Im Sinne der Cultural Landscape Studies umfasst sie all das, was den Menschen umgibt, sei es natürlichen gewachsen oder vom Menschen geschaffen.[4] Es handelt sich also nicht nur um Aufnahmen von Natur,[5] auch Stadtlandschaften [6] werden mit einbezogen. Die grundlegende Eigenschaft von Landschaft oder was eine Kamerafahrt vorbei an Häuserreihen und ein Panoramaschwenk über ein Bergrelief zu einer Landschaft im Film werden lässt, ist das Entstehen eines Raumes,[7] der eine Bedeutung in sich trägt und der im zweifachen Sinne erfahrbar ist: zum einen durch die Bewegung der Kamera und des Auge des Betrachters, zum anderen durch die Koppelung der subjektiven Erfahrungen des Betrachters an das Gesehene. Zugespitzt wird dies in filmischen Arbeiten, in denen Landschaft symbolisch als „Trägerin emotionaler Zustände oder auch als Indikator für den 'Entwicklungsstatus“ der ProtagonistInnen im Rahmen der Erzählung“ eingesetzt wird und sich somit zur „Seelenlandschaft“ wandelt.[8] (Johanna Hoberg)

Literatur:
[1] Dem entsprechend unterscheidet André Gardies in paysage-fond, paysage-exposant, paysage-contrepoint, paysage-expression, paysage-catalyse, paysage-drame, s. ders., Le paysage comme moment narratif, in: Jean Mottet (Hrsg.): Les paysages du cinéma, Seyssel 1999, S. 141ff.
[2] Britische Filmemacher haben sich in den 1970er Jahren für topografische Gegebenheiten als auch für die mit Landschaft verbundenen Elemente Licht, Wind, Wetter und Zeit interessierten („Landscape Films“), s. hierzu Barbara Pichler, Andrea Pollach: moving landsapes. Einführende Anmerkungen zu Landschaft und Film, in: Dies. (Hrsg.): moving landscapes. Landschaft und Film, Wien 2006, S. 28ff. und http://film.thedigitalfix.com/content/id/76316/john-woodman-landscape-films-1977-1982.html.
[3] Joachim Ritter: Landschaft. Zur Funktion des Ästhetischen in der modernen Gesellschaft [1963]“, in: Ders.: Subjektivität. Sechs Aufsätze, Frankfurt am Main 1974, S. 145.

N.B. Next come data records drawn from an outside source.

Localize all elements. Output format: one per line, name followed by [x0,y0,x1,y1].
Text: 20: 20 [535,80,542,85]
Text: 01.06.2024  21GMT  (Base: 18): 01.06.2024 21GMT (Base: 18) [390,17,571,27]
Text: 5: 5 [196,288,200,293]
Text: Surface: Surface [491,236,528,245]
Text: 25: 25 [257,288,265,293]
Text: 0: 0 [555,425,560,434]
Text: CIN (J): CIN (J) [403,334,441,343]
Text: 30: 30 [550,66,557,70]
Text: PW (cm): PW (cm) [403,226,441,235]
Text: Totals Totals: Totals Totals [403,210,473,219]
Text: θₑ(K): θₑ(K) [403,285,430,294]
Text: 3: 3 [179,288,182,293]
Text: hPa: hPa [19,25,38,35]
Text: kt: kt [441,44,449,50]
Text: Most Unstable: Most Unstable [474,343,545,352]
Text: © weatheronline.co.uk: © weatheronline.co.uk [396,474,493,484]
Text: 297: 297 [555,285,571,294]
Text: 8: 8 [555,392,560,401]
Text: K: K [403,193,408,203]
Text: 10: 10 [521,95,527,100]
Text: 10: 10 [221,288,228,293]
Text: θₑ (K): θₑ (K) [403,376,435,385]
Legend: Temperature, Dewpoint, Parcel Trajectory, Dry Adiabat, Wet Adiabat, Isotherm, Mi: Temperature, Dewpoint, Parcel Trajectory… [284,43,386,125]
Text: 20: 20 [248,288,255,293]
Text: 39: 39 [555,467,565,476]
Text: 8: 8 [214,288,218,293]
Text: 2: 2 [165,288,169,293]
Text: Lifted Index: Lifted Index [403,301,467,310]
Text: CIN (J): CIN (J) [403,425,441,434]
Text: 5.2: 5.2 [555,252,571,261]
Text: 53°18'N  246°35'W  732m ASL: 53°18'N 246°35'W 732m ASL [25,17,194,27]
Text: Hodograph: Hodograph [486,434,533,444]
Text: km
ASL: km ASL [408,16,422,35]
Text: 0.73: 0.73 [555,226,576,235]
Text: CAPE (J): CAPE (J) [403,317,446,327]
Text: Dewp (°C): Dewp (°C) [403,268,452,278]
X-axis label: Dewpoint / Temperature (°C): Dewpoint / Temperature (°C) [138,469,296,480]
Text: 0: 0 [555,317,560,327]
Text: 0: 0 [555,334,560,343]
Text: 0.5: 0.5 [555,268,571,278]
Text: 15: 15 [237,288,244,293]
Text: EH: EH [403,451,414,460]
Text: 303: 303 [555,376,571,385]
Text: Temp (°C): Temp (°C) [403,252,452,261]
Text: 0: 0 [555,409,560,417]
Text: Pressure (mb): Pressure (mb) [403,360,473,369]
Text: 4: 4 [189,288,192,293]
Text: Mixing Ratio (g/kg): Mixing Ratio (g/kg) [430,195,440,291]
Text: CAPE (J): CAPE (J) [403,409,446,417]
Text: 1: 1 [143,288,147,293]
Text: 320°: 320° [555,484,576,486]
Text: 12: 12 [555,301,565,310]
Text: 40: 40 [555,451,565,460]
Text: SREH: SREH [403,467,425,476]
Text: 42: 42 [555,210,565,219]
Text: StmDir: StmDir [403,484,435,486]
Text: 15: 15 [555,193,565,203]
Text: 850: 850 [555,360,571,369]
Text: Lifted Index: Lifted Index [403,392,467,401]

[4] Vgl. Brigitte Franzen, Stefanie Krebs: Cultural Landscape Studies, oder: Was ist Landschaftstheorie?, in: Ders.: Landschaftstheorie. Texte der Cultural Landscape Studies, Köln 2005, S. 7‒13.
[5] Die Begriffe "Landschaft" und "Natur" sind nicht immer klar voneinander abzugrenzen, s. hierzu Volker Pantenburg: Ansichtssache. Natur Landschaft Film, in: Blicke auf Landschaften, Marburg 2005, S. 15‒24.
[6] Vgl. Guntram Vogt: „Durch die Augen sehen wir die Städte“. Stadtlandschaften in Filmen von Wim Wenders, in: Irmbert Schenk (Hrsg..): Dschungel Großstadt. Kino und Modernisierung, Marburg 1999, S. 162‒185.
[7] Zu “Landscape Space” und “ Peripatetic Space”, s. Kristina Trolle, Fred Truninger: Komplexe Landschaft. Die Landschaft als Raum und Wahrnehmung, in: Pichler/Pollach (Hrsg.): moving landscapes, S. 58ff.
[8] Barbara Pichler, Andrea Pollach: moving landscapes. Einführende Anmerkungen zu Landschaft und Film, in: ebd., S. 21f.